La calle de la estación brillaba como escarcha fundida, una luz que parecía un recuerdo del calor. Corrió hacia la calle lateral, dejando atrás la casa que decía Zapatería Thompson. Niños a los que conocía del colegio se apartaron sin advertirla, pues los llamaban a casa; debía de ser la hora de almorzar. Llegaría a punto para comer, se dijo, y se preguntó como podía haber aguantado tanto tiempo sin comer y sin dormir. Corrió hacia su calle, dejando atrás ventanas llenas de luces de colores.
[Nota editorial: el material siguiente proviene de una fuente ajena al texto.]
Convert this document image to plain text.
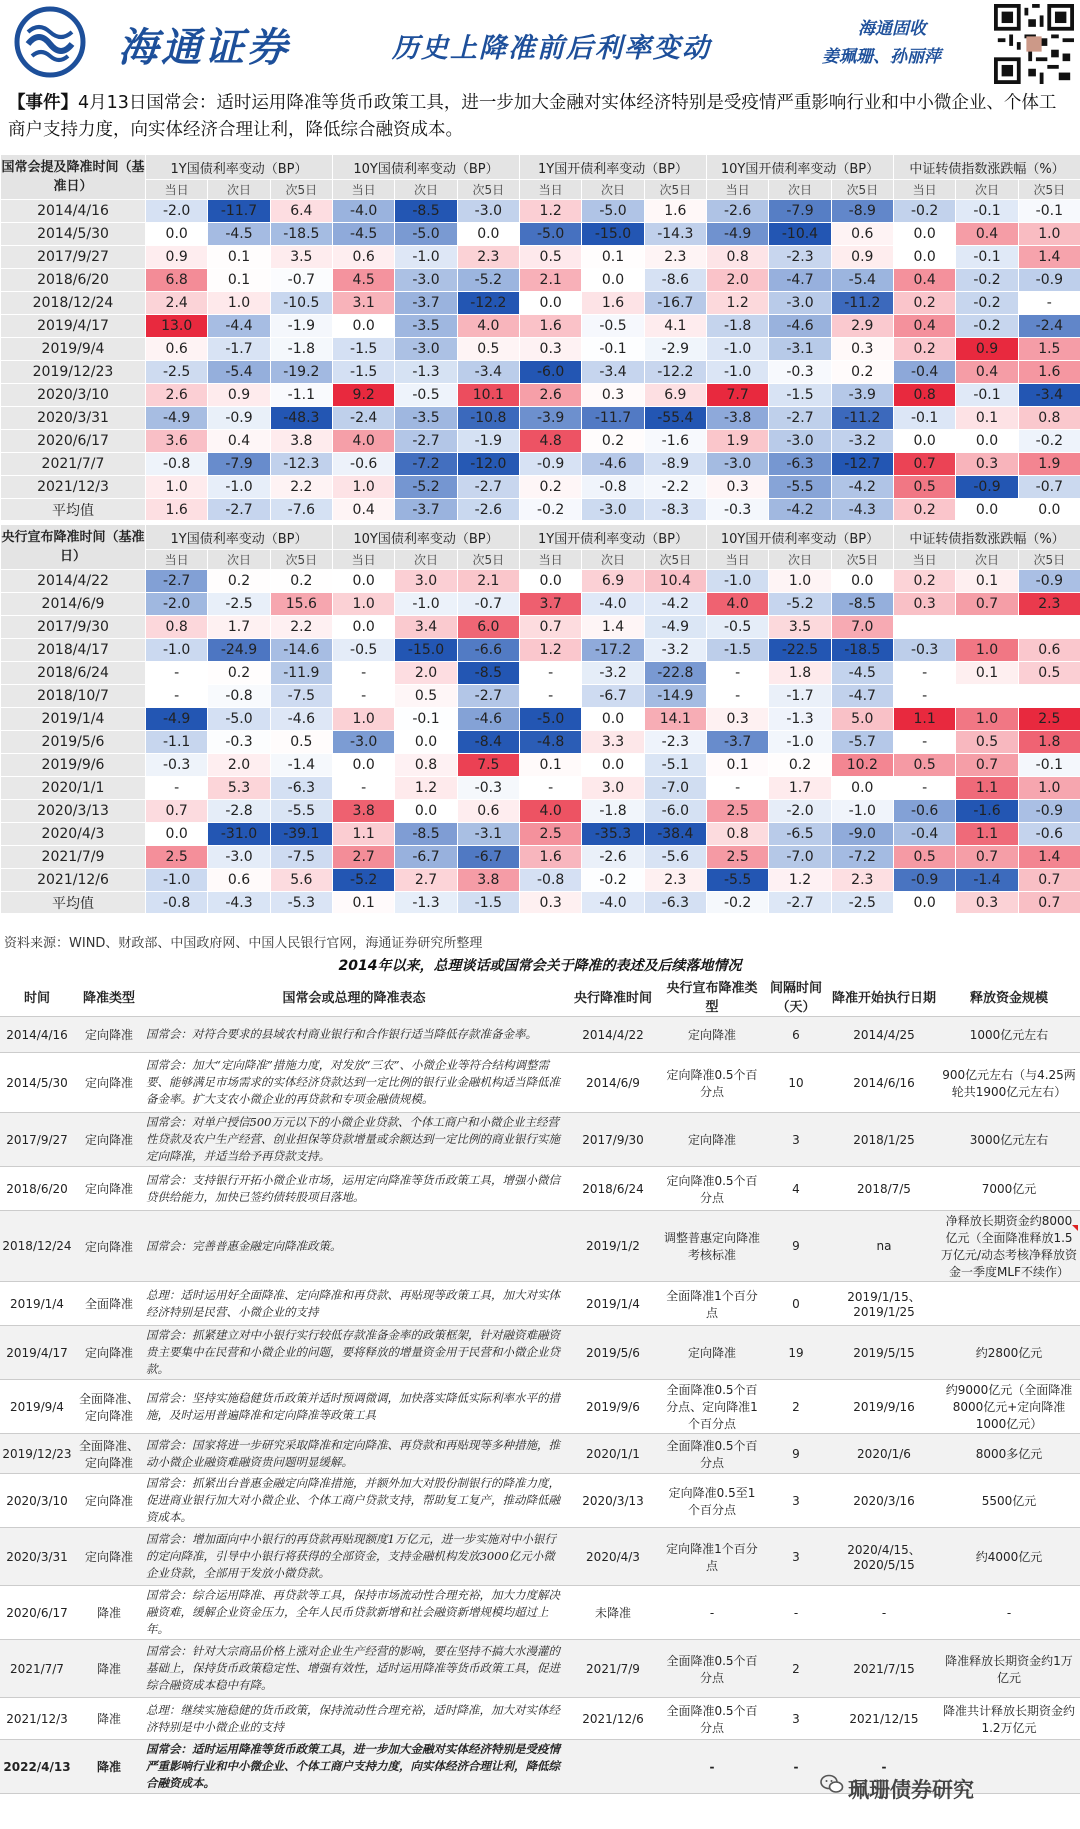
海通证券	历史上降准前后利率变动
海通固收
姜珮珊、孙丽萍
【事件】4月13日国常会：适时运用降准等货币政策工具，进一步加大金融对实体经济特别是受疫情严重影响行业和中小微企业、个体工商户支持力度，向实体经济合理让利，降低综合融资成本。
国常会提及降准时间（基准日）	1Y国债利率变动（BP）			10Y国债利率变动（BP）			1Y国开债利率变动（BP）			10Y国开债利率变动（BP）			中证转债指数涨跌幅（%）		
	当日	次日	次5日	当日	次日	次5日	当日	次日	次5日	当日	次日	次5日	当日	次日	次5日
2014/4/16	-2.0	-11.7	6.4	-4.0	-8.5	-3.0	1.2	-5.0	1.6	-2.6	-7.9	-8.9	-0.2	-0.1	-0.1
2014/5/30	0.0	-4.5	-18.5	-4.5	-5.0	0.0	-5.0	-15.0	-14.3	-4.9	-10.4	0.6	0.0	0.4	1.0
2017/9/27	0.9	0.1	3.5	0.6	-1.0	2.3	0.5	0.1	2.3	0.8	-2.3	0.9	0.0	-0.1	1.4
2018/6/20	6.8	0.1	-0.7	4.5	-3.0	-5.2	2.1	0.0	-8.6	2.0	-4.7	-5.4	0.4	-0.2	-0.9
2018/12/24	2.4	1.0	-10.5	3.1	-3.7	-12.2	0.0	1.6	-16.7	1.2	-3.0	-11.2	0.2	-0.2	-
2019/4/17	13.0	-4.4	-1.9	0.0	-3.5	4.0	1.6	-0.5	4.1	-1.8	-4.6	2.9	0.4	-0.2	-2.4
2019/9/4	0.6	-1.7	-1.8	-1.5	-3.0	0.5	0.3	-0.1	-2.9	-1.0	-3.1	0.3	0.2	0.9	1.5
2019/12/23	-2.5	-5.4	-19.2	-1.5	-1.3	-3.4	-6.0	-3.4	-12.2	-1.0	-0.3	0.2	-0.4	0.4	1.6
2020/3/10	2.6	0.9	-1.1	9.2	-0.5	10.1	2.6	0.3	6.9	7.7	-1.5	-3.9	0.8	-0.1	-3.4
2020/3/31	-4.9	-0.9	-48.3	-2.4	-3.5	-10.8	-3.9	-11.7	-55.4	-3.8	-2.7	-11.2	-0.1	0.1	0.8
2020/6/17	3.6	0.4	3.8	4.0	-2.7	-1.9	4.8	0.2	-1.6	1.9	-3.0	-3.2	0.0	0.0	-0.2
2021/7/7	-0.8	-7.9	-12.3	-0.6	-7.2	-12.0	-0.9	-4.6	-8.9	-3.0	-6.3	-12.7	0.7	0.3	1.9
2021/12/3	1.0	-1.0	2.2	1.0	-5.2	-2.7	0.2	-0.8	-2.2	0.3	-5.5	-4.2	0.5	-0.9	-0.7
平均值	1.6	-2.7	-7.6	0.4	-3.7	-2.6	-0.2	-3.0	-8.3	-0.3	-4.2	-4.3	0.2	0.0	0.0
央行宣布降准时间（基准日）	1Y国债利率变动（BP）			10Y国债利率变动（BP）			1Y国开债利率变动（BP）			10Y国开债利率变动（BP）			中证转债指数涨跌幅（%）		
	当日	次日	次5日	当日	次日	次5日	当日	次日	次5日	当日	次日	次5日	当日	次日	次5日
2014/4/22	-2.7	0.2	0.2	0.0	3.0	2.1	0.0	6.9	10.4	-1.0	1.0	0.0	0.2	0.1	-0.9
2014/6/9	-2.0	-2.5	15.6	1.0	-1.0	-0.7	3.7	-4.0	-4.2	4.0	-5.2	-8.5	0.3	0.7	2.3
2017/9/30	0.8	1.7	2.2	0.0	3.4	6.0	0.7	1.4	-4.9	-0.5	3.5	7.0			
2018/4/17	-1.0	-24.9	-14.6	-0.5	-15.0	-6.6	1.2	-17.2	-3.2	-1.5	-22.5	-18.5	-0.3	1.0	0.6
2018/6/24	-	0.2	-11.9	-	2.0	-8.5	-	-3.2	-22.8	-	1.8	-4.5	-	0.1	0.5
2018/10/7	-	-0.8	-7.5	-	0.5	-2.7	-	-6.7	-14.9	-	-1.7	-4.7	-		
2019/1/4	-4.9	-5.0	-4.6	1.0	-0.1	-4.6	-5.0	0.0	14.1	0.3	-1.3	5.0	1.1	1.0	2.5
2019/5/6	-1.1	-0.3	0.5	-3.0	0.0	-8.4	-4.8	3.3	-2.3	-3.7	-1.0	-5.7	-	0.5	1.8
2019/9/6	-0.3	2.0	-1.4	0.0	0.8	7.5	0.1	0.0	-5.1	0.1	0.2	10.2	0.5	0.7	-0.1
2020/1/1	-	5.3	-6.3	-	1.2	-0.3	-	3.0	-7.0	-	1.7	0.0	-	1.1	1.0
2020/3/13	0.7	-2.8	-5.5	3.8	0.0	0.6	4.0	-1.8	-6.0	2.5	-2.0	-1.0	-0.6	-1.6	-0.9
2020/4/3	0.0	-31.0	-39.1	1.1	-8.5	-3.1	2.5	-35.3	-38.4	0.8	-6.5	-9.0	-0.4	1.1	-0.6
2021/7/9	2.5	-3.0	-7.5	2.7	-6.7	-6.7	1.6	-2.6	-5.6	2.5	-7.0	-7.2	0.5	0.7	1.4
2021/12/6	-1.0	0.6	5.6	-5.2	2.7	3.8	-0.8	-0.2	2.3	-5.5	1.2	2.3	-0.9	-1.4	0.7
平均值	-0.8	-4.3	-5.3	0.1	-1.3	-1.5	0.3	-4.0	-6.3	-0.2	-2.7	-2.5	0.0	0.3	0.7
资料来源：WIND、财政部、中国政府网、中国人民银行官网，海通证券研究所整理
2014年以来，总理谈话或国常会关于降准的表述及后续落地情况
时间	降准类型	国常会或总理的降准表态	央行降准时间	央行宣布降准类型	间隔时间（天）	降准开始执行日期	释放资金规模
2014/4/16	定向降准	国常会：对符合要求的县域农村商业银行和合作银行适当降低存款准备金率。	2014/4/22	定向降准	6	2014/4/25	1000亿元左右
2014/5/30	定向降准	国常会：加大“定向降准”措施力度，对发放“三农”、小微企业等符合结构调整需要、能够满足市场需求的实体经济贷款达到一定比例的银行业金融机构适当降低准备金率。扩大支农小微企业的再贷款和专项金融债规模。	2014/6/9	定向降准0.5个百分点	10	2014/6/16	900亿元左右（与4.25两轮共1900亿元左右）
2017/9/27	定向降准	国常会：对单户授信500万元以下的小微企业贷款、个体工商户和小微企业主经营性贷款及农户生产经营、创业担保等贷款增量或余额达到一定比例的商业银行实施定向降准，并适当给予再贷款支持。	2017/9/30	定向降准	3	2018/1/25	3000亿元左右
2018/6/20	定向降准	国常会：支持银行开拓小微企业市场，运用定向降准等货币政策工具，增强小微信贷供给能力，加快已签约债转股项目落地。	2018/6/24	定向降准0.5个百分点	4	2018/7/5	7000亿元
2018/12/24	定向降准	国常会：完善普惠金融定向降准政策。	2019/1/2	调整普惠定向降准考核标准	9	na	净释放长期资金约8000亿元（全面降准释放1.5万亿元/动态考核净释放资金一季度MLF不续作）
2019/1/4	全面降准	总理：适时运用好全面降准、定向降准和再贷款、再贴现等政策工具，加大对实体经济特别是民营、小微企业的支持	2019/1/4	全面降准1个百分点	0	2019/1/15、2019/1/25	
2019/4/17	定向降准	国常会：抓紧建立对中小银行实行较低存款准备金率的政策框架，针对融资难融资贵主要集中在民营和小微企业的问题，要将释放的增量资金用于民营和小微企业贷款。	2019/5/6	定向降准	19	2019/5/15	约2800亿元
2019/9/4	全面降准、定向降准	国常会：坚持实施稳健货币政策并适时预调微调，加快落实降低实际利率水平的措施，及时运用普遍降准和定向降准等政策工具	2019/9/6	全面降准0.5个百分点、定向降准1个百分点	2	2019/9/16	约9000亿元（全面降准8000亿元+定向降准1000亿元）
2019/12/23	全面降准、定向降准	国常会：国家将进一步研究采取降准和定向降准、再贷款和再贴现等多种措施，推动小微企业融资难融资贵问题明显缓解。	2020/1/1	全面降准0.5个百分点	9	2020/1/6	8000多亿元
2020/3/10	定向降准	国常会：抓紧出台普惠金融定向降准措施，并额外加大对股份制银行的降准力度，促进商业银行加大对小微企业、个体工商户贷款支持，帮助复工复产，推动降低融资成本。	2020/3/13	定向降准0.5至1个百分点	3	2020/3/16	5500亿元
2020/3/31	定向降准	国常会：增加面向中小银行的再贷款再贴现额度1万亿元，进一步实施对中小银行的定向降准，引导中小银行将获得的全部资金，支持金融机构发放3000亿元小微企业贷款，全部用于发放小微贷款。	2020/4/3	定向降准1个百分点	3	2020/4/15、2020/5/15	约4000亿元
2020/6/17	降准	国常会：综合运用降准、再贷款等工具，保持市场流动性合理充裕，加大力度解决融资难，缓解企业资金压力，全年人民币贷款新增和社会融资新增规模均超过上年。	未降准	-	-	-	-
2021/7/7	降准	国常会：针对大宗商品价格上涨对企业生产经营的影响，要在坚持不搞大水漫灌的基础上，保持货币政策稳定性、增强有效性，适时运用降准等货币政策工具，促进综合融资成本稳中有降。	2021/7/9	全面降准0.5个百分点	2	2021/7/15	降准释放长期资金约1万亿元
2021/12/3	降准	总理：继续实施稳健的货币政策，保持流动性合理充裕，适时降准，加大对实体经济特别是中小微企业的支持	2021/12/6	全面降准0.5个百分点	3	2021/12/15	降准共计释放长期资金约1.2万亿元
2022/4/13	降准	国常会：适时运用降准等货币政策工具，进一步加大金融对实体经济特别是受疫情严重影响行业和中小微企业、个体工商户支持力度，向实体经济合理让利，降低综合融资成本。		-	-	-	
珮珊债券研究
Su casa parecía nueva. Las paredes habían sido repelladas, y brillaban contra las dunas y la centelleante bahía. El coche de sus abuelos estaba aparcado fuera; debía de haber sido su abuelo el que había arreglado el jardín con piedras y senderos. Una nueva franja había sido clavada al cartel anunciador: VENDIDO, decía. No le importaba. Su hogar estaba donde se encontraran sus padres, y así se lo diría. Atravesó la verja abierta y se internó en el sendero.

La puerta principal había cambiado. Las paredes eran azules y estampadas con delicadas siluetas de flores, y una gran lámpara china de papel iluminaba la habitación, que estaba llena de gente: mamá y papá y los padres de mamá, Jo y Eddie y sus hijos. Rowan anhelaba estar sólo con la familia, y seguramente los vecinos los dejarían a solas cuando entrara, los vecinos que podía ver y la otra persona a quien todos hablaban mientras los niños jugaban cerca del árbol de Navidad. Rowan se apretujó contra la ventana y observó, dejando que la visión del árbol y los regalos y sobre todo su familia compensaran todo lo que había experimentado, esperando que alguien se volviera y reparara en su presencia, disfrutando de la perspectiva del momento en que todos estuvieran juntos por fin, sofocando una risita mientras imaginaba la sorpresa que se llevaría el primero que la viera. Esperar parecía el mejor juego de Navidad de todos, con el mejor regalo para el final. Pero cuando advirtió que había empezado a llover, alzó la mano para llamar al cristal.

Entonces la abuela alzó un regalo envuelto hacia la persona con quien estaban hablando los adultos, que ahora dio un paso al frente.

—Feliz Navidad, Rowan —dijo la abuela.